If you want the legalities of au pair arrangements you should have posted in legal. Or asked a lawyer.
This is aibu, and you are bu.

ilovesooty · 28/02/2015 14:25

How has the OP been rude?

catsandstuff · 28/02/2015 14:25

*you are

EatShitDerek · 28/02/2015 14:26

This reply has been deleted

Message withdrawn at poster's request.

Koalafications · 28/02/2015 14:26

Take a look at this link, OP www.gov.uk/au-pairs-employment-law/au-pairs

Suggests they need to be paid pocket money, so don't think she could be classed as an Au Pair

lurkerspeaks · 28/02/2015 14:26

I'm not sure why you are getting to antsy.

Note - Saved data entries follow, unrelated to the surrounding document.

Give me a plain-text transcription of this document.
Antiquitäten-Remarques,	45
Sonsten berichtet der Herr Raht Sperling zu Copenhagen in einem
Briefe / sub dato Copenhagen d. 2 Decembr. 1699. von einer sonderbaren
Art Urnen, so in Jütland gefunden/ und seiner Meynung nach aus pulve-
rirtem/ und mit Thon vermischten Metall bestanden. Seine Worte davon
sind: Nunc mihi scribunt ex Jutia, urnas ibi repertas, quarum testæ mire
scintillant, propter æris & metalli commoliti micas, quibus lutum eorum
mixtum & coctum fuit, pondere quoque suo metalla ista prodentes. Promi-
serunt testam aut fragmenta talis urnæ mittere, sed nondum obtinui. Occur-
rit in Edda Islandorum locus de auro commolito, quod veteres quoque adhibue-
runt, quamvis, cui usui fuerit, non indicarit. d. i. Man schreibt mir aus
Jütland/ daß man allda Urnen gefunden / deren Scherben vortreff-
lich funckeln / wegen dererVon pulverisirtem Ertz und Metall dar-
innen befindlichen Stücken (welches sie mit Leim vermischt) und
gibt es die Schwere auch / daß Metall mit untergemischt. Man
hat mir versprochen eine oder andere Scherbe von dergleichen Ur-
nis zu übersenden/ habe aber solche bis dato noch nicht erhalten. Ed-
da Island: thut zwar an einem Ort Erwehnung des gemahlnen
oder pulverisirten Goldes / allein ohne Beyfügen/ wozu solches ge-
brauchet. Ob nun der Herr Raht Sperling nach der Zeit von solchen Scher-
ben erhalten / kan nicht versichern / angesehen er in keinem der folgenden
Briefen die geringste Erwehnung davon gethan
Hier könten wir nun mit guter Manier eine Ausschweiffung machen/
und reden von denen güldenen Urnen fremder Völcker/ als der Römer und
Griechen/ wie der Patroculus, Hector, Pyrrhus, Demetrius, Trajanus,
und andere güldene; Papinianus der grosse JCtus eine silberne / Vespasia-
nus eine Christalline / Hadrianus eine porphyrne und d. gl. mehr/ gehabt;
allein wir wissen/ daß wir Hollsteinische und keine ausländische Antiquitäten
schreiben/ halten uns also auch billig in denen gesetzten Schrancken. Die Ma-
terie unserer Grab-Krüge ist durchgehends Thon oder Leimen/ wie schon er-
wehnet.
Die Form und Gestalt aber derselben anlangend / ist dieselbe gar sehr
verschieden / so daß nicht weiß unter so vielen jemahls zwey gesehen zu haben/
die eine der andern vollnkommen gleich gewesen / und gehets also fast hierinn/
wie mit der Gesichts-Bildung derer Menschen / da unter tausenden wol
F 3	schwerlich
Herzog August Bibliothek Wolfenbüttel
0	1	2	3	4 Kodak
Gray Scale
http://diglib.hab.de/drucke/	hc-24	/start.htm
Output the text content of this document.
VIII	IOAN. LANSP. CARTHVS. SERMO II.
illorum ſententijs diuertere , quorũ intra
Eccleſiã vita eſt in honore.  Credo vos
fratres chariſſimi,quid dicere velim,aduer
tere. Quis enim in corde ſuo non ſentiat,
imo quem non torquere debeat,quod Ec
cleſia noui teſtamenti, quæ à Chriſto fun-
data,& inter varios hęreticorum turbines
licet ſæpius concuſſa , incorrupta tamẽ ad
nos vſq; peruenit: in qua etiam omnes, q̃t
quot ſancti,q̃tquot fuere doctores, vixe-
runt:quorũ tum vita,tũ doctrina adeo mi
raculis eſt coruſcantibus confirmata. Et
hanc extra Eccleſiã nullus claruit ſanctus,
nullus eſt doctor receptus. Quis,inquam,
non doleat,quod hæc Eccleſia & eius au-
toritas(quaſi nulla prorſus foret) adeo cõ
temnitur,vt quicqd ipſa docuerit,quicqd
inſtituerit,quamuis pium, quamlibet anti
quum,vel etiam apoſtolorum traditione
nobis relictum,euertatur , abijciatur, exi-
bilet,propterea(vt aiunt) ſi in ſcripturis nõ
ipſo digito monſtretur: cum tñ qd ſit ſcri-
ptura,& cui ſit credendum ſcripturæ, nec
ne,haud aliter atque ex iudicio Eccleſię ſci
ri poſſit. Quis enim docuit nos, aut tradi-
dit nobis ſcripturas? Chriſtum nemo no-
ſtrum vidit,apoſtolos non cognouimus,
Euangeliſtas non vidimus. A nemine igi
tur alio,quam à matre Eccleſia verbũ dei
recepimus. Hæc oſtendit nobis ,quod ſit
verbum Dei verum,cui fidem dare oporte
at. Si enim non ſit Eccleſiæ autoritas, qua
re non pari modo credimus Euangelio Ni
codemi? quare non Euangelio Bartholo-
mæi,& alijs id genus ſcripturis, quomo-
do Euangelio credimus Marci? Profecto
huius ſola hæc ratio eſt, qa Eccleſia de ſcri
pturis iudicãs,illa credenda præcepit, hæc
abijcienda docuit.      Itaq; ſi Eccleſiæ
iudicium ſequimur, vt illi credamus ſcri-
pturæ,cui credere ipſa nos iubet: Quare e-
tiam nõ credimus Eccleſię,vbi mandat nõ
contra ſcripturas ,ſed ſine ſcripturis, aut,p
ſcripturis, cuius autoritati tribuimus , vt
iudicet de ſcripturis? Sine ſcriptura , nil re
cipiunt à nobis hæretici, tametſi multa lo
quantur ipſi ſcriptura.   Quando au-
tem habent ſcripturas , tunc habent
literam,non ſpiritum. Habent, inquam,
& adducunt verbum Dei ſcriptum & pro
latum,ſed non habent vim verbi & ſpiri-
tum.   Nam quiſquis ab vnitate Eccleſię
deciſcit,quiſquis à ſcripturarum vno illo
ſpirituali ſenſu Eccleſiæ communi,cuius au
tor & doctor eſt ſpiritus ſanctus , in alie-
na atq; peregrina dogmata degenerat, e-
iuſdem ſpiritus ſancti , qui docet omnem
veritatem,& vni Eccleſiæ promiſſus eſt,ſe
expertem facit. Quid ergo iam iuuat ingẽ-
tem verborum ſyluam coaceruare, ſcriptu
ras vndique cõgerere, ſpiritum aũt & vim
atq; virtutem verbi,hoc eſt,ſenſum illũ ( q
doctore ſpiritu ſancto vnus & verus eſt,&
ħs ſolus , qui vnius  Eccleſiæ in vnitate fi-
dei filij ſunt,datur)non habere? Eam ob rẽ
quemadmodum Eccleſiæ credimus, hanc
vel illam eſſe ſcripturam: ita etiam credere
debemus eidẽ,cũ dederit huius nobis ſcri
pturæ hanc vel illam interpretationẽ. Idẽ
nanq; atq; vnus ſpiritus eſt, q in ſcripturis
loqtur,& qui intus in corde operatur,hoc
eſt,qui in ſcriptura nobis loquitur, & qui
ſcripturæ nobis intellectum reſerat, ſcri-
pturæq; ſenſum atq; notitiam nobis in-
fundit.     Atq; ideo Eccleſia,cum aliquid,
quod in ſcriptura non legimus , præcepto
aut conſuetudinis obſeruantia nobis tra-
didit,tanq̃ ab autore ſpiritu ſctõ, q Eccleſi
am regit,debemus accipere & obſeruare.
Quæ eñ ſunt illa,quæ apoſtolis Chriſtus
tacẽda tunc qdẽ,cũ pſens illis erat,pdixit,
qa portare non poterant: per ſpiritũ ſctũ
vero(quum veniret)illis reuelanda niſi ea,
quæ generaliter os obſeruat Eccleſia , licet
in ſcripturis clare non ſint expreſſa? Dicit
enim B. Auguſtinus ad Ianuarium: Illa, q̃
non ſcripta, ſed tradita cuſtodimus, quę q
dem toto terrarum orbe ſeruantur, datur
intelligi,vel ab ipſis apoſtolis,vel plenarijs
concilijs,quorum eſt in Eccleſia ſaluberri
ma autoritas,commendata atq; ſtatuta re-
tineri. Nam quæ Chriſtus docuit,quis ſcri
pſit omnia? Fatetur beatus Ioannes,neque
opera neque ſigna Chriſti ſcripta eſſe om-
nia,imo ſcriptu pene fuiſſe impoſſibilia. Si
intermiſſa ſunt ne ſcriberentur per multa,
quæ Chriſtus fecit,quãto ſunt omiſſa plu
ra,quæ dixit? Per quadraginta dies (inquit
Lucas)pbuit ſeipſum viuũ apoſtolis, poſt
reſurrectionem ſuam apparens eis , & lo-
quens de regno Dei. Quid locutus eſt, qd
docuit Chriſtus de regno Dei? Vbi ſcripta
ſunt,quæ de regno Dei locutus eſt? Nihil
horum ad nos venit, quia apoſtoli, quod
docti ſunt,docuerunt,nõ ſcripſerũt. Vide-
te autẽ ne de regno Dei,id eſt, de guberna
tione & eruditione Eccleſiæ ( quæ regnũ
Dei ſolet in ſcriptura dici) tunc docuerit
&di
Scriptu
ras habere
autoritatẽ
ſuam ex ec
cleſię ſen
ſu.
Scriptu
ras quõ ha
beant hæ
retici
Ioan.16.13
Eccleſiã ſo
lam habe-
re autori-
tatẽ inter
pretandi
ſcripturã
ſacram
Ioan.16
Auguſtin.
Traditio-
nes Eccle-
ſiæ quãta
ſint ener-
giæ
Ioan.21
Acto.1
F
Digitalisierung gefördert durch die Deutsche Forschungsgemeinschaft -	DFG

You are going to have a friend to stay with you. They will not pay rent therefore they are not a lodger.

My brother moved in with me - all I did was inform the council tax office that I was no longer eligible for single person's discount.

smellysocksandchickenpox · 28/02/2015 14:27

Being a parenting forum I just thought there might be quite a few people who actually know about the ins and outs of having au pairs. I've googled but it's not specifically answered my question.

OP posts:
MsHighwater · 28/02/2015 14:28

OP has not been rude, Chipdip. She said Thank you but made it clear that she needs advice, not simply encouragement.

smellysocksandchickenpox · 28/02/2015 14:29

:-( Koalafications that does suggest we can't do it
I really want to help, she needs a home/official address but we must be a "single family unit" and I can't put our home at risk :-( shit situation

OP posts:
countessmarkyabitch · 28/02/2015 14:29

Where is your friend from, how old is she , etc etc? Is she even eligable to be classed as an au pair?
The UK doesn't have an official au pair scheme anymore. Have you read the European Article on Au Pair Placement?
Have you even tried google?

catsandstuff · 28/02/2015 14:29

Is a lodger not someone who pays rent in exchange for a room? If no money is changing hands then I genuinely can't see why the freeholder would have an issue!

Koalafications · 28/02/2015 14:30

www.bapaa.org.uk/ The British Au Pair Agencies maybe able to help, they have a 'contact us' page.

InfinitySeven · 28/02/2015 14:30

My understanding of a pair employment law is that this would not be legal.

DoJo · 28/02/2015 14:31

This might help clarify the situation, but if your friend is a UK national then it doesn't look like she will qualify for 'most' of those criteria as specified as possibly as few as three of those points would apply.

www.gov.uk/au-pairs-employment-law/au-pairs

How long does she need to stay with you and what kind of thing is she applying for? Could you move her in as your lover? Being genuinely serious here - if you need to live as a 'family unit' then could she effectively take on the role of SAHM as far as your freeholder is concerned, or could that impact on your situation wrt benefits as a single person?

OnIlkleyMoorBahTwat · 28/02/2015 14:33

I was going to say 'how will they know' but I won't as don't want to be unhelpful. I assume that you live in a flat where the freeholder actually notices what you are up to.

But one thing to watch for would be if your friend is claiming any benefits that would require her to be available for work, which she may not be if she is looking after your children.

Some info on au pairs here.

I know absolutely nothing about the subject, but I don't know if an au pair needs to be foreign or can he/she be British?

There was a thread on here a few weeks ago about someone else who wanted a free au pair, but not necessarily by mutual agreement.

Seems a bit unfair that you can't have a lodger. I'd read the deed condition and see if I could find a way round it. What if your sister/cousin/friend wanted to live with you as part of your household? I suppose the legalilties would be a bit wooly but finances and shared meals/housework/activities would be looked at?